Someone showed me how they use Oracle’s Sales Online the other day.  Or more accurately, why they don’t bother with it.  Part of a $500m technology-related business, founded in Chicago back in 55, all their global reps are expected to use the system.  Yet none do.  Whenever the Brits moan about it, the response from Corporate is simply “it works in America”.  How helpful.

Then I saw the very front screen they log onto.  It was worse than a spreadsheet.  A very software-looking listing with columns for; opportunity name, value, status & likelihood.  The screen I was shown even had opportunities still live which had been won, and the most common value was virtually ubiquituous, $50,000, and every status was set to ‘open’.  They’d asked for a couple of mods, but 12 months later still no appearance.

Not much use and not much used.

And then I spoke to one of my long-time customer’s that I really think are moving in the right direction and have a lot of time for.  They use Saratoga’s Avenue.  Their head of sales dropped the bombshell that no-one uses it, and he was getting grief from HQ in Europe about it.  He responded he’d asked for a couple of mods, but 12 months later still no appearance.  Sounds familiar…

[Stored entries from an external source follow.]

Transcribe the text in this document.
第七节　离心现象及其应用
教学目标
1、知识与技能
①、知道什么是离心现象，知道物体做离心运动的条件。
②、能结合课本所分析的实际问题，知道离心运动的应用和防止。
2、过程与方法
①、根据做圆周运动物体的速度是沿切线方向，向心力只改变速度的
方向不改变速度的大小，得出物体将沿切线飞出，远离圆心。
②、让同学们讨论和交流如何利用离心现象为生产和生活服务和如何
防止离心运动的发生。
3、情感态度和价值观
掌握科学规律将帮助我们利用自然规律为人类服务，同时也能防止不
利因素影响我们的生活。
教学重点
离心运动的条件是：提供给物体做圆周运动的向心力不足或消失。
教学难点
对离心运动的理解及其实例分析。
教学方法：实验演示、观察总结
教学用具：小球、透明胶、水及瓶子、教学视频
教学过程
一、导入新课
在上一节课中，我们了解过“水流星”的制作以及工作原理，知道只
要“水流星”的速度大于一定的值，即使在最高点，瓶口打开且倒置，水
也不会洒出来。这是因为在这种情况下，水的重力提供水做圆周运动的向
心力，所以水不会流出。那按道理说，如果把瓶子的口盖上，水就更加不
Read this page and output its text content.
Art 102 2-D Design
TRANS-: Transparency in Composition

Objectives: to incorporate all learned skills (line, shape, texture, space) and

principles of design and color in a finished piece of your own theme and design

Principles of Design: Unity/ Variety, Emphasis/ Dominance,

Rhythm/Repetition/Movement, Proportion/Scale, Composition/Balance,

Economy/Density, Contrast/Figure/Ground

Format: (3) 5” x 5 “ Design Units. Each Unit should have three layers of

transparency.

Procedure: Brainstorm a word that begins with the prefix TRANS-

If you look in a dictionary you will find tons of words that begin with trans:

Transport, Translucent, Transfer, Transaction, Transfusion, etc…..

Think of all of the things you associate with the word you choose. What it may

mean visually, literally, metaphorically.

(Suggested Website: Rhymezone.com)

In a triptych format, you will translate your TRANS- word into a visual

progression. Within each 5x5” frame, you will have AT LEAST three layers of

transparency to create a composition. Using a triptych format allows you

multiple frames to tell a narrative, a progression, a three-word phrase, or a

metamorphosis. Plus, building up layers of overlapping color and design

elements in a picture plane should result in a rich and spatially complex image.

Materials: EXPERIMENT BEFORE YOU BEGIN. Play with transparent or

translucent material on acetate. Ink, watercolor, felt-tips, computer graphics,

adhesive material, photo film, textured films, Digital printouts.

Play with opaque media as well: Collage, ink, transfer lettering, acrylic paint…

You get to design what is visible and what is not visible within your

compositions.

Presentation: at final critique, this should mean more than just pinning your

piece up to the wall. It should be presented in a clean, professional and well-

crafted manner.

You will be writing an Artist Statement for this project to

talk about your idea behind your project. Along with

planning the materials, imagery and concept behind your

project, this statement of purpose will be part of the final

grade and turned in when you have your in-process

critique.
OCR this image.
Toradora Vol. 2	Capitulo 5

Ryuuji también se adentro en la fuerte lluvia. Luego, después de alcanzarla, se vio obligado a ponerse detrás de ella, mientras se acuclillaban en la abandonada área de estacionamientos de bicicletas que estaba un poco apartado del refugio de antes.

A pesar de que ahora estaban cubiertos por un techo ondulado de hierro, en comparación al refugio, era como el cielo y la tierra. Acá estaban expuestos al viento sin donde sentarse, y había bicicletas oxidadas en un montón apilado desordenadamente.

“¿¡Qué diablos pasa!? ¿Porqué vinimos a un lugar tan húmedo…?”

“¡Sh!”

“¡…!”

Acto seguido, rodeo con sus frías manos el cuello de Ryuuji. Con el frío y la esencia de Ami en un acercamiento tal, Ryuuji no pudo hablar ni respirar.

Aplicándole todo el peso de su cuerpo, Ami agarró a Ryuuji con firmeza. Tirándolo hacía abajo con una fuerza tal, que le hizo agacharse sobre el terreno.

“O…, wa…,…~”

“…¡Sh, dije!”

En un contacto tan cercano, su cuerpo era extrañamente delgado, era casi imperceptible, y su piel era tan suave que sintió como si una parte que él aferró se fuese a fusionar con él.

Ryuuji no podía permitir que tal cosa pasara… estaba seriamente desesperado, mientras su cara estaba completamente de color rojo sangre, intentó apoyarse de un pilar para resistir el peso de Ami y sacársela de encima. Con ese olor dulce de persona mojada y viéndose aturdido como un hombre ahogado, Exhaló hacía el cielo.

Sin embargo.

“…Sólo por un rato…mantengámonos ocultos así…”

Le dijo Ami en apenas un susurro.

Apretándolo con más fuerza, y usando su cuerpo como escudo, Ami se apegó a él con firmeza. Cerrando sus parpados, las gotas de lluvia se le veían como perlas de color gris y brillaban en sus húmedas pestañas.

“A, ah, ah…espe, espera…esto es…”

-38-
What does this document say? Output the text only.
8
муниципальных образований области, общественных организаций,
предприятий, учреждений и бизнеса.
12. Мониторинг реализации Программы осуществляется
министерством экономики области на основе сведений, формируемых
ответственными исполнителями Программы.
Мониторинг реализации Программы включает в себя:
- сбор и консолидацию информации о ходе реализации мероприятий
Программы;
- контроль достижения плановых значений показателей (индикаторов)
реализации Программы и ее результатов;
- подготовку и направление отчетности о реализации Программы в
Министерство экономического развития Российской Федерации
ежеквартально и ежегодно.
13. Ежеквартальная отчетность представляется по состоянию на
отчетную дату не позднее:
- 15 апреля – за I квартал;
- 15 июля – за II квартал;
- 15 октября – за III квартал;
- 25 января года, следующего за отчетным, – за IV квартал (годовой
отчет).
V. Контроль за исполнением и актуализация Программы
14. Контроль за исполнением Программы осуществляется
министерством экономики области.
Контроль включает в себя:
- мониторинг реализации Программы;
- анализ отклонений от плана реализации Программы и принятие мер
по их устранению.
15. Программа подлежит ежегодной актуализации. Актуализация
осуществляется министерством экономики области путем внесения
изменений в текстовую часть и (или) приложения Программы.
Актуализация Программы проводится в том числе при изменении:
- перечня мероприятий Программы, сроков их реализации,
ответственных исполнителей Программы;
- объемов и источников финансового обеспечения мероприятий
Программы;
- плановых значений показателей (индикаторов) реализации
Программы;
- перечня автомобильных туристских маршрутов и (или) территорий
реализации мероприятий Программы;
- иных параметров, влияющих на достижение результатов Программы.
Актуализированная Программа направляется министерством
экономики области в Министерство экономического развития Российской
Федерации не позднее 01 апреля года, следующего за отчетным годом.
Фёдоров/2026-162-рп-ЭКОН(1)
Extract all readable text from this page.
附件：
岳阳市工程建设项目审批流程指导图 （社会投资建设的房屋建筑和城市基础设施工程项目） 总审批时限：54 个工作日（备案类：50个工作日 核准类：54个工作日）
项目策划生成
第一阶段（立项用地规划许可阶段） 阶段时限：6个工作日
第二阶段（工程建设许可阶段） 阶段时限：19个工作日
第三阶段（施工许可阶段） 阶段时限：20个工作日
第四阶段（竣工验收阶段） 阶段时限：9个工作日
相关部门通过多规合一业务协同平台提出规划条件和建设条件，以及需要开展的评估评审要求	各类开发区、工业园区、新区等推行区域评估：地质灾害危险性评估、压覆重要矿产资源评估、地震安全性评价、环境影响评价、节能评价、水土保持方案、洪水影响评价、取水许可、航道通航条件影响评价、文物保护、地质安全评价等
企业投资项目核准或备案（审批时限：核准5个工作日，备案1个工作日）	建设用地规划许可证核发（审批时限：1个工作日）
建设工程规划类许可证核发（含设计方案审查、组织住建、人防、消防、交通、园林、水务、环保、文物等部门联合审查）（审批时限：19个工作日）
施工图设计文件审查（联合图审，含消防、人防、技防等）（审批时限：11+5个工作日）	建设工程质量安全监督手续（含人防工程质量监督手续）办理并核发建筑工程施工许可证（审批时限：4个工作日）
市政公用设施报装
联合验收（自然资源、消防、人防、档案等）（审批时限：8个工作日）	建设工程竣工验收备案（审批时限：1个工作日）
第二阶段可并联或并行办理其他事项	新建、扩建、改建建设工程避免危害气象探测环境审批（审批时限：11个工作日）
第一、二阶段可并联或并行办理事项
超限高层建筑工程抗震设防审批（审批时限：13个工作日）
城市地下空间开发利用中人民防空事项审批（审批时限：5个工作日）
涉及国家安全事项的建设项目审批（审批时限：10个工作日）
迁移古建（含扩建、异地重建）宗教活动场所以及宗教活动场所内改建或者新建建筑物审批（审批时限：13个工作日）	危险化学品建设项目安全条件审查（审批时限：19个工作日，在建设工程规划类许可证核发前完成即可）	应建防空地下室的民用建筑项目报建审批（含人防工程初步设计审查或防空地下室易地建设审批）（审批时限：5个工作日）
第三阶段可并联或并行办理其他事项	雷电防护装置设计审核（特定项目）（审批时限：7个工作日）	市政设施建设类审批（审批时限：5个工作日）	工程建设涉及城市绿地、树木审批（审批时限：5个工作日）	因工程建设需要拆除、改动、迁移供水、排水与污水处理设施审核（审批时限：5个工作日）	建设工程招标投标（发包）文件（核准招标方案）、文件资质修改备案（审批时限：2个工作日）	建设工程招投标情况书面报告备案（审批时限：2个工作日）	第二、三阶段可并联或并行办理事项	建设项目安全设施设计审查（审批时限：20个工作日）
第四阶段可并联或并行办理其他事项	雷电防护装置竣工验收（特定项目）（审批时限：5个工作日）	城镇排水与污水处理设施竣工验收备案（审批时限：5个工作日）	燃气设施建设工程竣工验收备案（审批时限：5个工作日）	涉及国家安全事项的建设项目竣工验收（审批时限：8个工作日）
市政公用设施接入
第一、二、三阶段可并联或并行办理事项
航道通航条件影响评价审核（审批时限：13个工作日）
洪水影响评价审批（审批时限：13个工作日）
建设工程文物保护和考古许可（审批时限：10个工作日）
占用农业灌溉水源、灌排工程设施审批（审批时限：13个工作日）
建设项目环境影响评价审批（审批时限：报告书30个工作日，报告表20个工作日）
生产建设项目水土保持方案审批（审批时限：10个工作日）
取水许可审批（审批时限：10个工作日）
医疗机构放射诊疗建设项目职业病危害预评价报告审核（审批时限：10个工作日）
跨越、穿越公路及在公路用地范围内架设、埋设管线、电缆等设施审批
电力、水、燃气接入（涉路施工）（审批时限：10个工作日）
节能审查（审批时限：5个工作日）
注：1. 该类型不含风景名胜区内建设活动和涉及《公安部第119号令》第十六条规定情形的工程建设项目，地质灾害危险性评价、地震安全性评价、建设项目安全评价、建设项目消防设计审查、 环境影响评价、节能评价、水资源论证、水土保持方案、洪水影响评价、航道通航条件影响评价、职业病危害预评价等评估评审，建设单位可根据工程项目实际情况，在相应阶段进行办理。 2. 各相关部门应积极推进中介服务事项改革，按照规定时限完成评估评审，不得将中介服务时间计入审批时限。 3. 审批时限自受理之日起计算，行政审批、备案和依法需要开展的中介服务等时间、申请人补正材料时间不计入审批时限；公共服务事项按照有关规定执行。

So I spoke to both chaps about their view of crm.  It’s heart-wrenching.  Along with me, they are both huge fans of what crm should accomplish.  Yet it never gets anywhere near success.  Martin summed it up really well something like this:

‘What sales guys need is a sales tool, and all they ever get is a management tool.  And the sales guys know this.  The only thing they get consistently asked for is their ‘number’, so the only thing they really ever input is what the finger-in-air value of deal will be and roughly when it’ll hopefully come in, so management can create a pipeline spreadsheet and everyone’s off their backs for another month.”